Vegetables: A Biography
By Evelyne Bloch-Dano
The University of Chicago Press
112 pages, $20
“Because vegetables connect us to the earth, to that Mother Earth of whom the ancients spoke, they occupy a very specific place in the history of food, as well as in our imaginations, our myths, our customs, our family heritage.” With that view at its core, Vegetables: A Biography takes root, as writer Evelyne Bloch-Dano profiles 11 plants—the artichoke, tomato, and chili pepper, among them.
Derived from presentations Bloch-Dano made at the Université Populaire du Goût (“the People’s University of Taste”), each chapter eloquently details a single vegetable’s life history and its present-day uses, its flavor profile and its versatility.

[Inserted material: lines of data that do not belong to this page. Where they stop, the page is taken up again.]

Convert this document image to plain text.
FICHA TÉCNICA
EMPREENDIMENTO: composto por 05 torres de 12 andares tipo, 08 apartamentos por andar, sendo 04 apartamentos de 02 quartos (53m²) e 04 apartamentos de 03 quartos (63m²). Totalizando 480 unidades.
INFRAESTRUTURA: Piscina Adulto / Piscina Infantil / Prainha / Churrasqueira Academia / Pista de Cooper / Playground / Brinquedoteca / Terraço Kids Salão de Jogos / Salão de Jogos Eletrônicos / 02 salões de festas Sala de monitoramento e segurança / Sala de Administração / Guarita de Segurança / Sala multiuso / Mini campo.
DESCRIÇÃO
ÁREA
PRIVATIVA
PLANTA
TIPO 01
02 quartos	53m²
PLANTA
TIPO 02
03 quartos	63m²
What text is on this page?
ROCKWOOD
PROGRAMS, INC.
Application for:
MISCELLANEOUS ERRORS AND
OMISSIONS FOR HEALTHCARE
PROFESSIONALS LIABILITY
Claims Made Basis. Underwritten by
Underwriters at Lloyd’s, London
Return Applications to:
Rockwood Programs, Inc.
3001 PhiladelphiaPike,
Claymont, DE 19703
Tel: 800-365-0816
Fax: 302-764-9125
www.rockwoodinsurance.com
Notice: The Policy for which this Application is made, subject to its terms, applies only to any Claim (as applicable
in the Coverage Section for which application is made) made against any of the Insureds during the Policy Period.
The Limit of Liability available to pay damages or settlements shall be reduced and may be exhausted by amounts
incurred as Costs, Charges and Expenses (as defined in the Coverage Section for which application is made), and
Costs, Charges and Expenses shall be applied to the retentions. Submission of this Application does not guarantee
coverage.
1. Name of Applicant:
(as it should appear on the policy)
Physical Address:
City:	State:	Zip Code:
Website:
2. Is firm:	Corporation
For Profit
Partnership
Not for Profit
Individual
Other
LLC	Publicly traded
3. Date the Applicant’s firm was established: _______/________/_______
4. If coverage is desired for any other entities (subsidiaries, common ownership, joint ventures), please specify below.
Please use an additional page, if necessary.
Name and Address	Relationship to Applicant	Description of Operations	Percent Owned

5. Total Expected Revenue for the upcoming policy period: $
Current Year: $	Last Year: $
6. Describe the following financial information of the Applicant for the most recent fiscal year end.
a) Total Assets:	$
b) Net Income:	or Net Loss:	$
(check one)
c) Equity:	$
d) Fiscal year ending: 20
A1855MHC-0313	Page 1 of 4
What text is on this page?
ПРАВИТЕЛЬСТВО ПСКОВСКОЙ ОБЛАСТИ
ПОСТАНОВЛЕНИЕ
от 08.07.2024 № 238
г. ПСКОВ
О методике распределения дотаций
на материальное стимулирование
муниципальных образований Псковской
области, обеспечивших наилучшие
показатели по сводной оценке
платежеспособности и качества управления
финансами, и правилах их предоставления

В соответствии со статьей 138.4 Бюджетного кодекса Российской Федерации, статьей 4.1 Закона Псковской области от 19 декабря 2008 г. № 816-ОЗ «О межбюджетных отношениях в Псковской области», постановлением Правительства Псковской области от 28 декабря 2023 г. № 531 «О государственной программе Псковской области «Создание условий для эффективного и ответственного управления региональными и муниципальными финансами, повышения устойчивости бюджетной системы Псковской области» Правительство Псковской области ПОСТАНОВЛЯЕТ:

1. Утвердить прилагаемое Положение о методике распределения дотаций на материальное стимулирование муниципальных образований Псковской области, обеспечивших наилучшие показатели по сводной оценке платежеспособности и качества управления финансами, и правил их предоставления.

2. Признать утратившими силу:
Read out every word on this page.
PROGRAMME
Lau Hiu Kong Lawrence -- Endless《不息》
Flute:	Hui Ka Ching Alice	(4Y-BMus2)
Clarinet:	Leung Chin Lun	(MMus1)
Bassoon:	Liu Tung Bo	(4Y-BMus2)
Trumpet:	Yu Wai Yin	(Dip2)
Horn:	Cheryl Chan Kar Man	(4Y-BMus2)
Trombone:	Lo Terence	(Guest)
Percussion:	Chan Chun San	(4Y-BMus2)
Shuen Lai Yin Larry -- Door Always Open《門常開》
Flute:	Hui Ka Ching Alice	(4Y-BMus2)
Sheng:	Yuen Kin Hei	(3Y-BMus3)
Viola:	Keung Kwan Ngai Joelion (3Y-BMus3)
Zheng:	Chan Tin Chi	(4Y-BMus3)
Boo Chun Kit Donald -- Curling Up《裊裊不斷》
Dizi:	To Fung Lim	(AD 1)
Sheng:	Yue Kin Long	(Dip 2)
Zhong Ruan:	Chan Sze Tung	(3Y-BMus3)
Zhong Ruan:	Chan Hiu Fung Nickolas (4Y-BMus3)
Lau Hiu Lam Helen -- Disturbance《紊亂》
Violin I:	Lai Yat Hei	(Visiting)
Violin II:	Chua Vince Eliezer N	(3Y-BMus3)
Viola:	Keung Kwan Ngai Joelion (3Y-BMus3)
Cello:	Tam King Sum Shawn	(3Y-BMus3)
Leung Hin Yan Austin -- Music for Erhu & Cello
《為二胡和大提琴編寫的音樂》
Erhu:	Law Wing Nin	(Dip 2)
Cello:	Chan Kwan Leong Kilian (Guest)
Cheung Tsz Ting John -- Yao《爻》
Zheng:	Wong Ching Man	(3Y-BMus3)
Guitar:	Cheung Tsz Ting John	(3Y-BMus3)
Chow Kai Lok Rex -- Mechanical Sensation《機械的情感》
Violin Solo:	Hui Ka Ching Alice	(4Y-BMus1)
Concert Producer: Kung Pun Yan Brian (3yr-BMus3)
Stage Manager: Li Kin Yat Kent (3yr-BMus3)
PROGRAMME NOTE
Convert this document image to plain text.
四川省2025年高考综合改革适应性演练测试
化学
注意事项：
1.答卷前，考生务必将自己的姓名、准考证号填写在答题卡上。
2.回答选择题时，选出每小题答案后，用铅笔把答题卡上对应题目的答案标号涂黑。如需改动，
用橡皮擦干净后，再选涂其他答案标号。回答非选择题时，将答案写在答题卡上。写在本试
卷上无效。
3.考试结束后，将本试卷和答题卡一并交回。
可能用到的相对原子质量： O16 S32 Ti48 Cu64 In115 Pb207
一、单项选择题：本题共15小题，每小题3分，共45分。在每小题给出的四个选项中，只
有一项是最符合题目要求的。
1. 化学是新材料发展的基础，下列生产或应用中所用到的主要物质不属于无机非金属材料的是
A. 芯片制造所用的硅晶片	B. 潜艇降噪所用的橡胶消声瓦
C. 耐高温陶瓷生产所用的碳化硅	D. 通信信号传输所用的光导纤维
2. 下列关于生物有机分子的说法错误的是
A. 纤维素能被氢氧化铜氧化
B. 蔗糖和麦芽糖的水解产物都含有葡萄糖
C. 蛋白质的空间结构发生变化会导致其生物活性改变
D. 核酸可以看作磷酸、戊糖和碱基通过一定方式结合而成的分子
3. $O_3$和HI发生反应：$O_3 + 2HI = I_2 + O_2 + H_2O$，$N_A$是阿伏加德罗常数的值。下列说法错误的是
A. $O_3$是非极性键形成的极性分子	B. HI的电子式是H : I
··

The minutest of details—that pumpkins can be yellow, blue-gray, dark green or bright red, or that Jerusalem artichokes can be used as fuel after they’re fermented and distilled—elevate these common veggies to a place of floral stardom.
Her chapter about cabbage, of all things, evokes family dinners and unlocks the secrets of the vegetable’s many cousins, Brussels sprouts and kohlrabi included. “A vegetable that we have all known forever,” she writes. “That’s what cabbage is: a concentrate of affective memory, a substantial food for the body, but also a vegetable that speaks to us.”
Simply put, Vegetables is a lovely book that makes you feel at once hungry for these plants and satiated by the knowledge you just reaped about them.
A review of Vegetables: A Biography originally ran in the March-April 2012 issue of Audubon.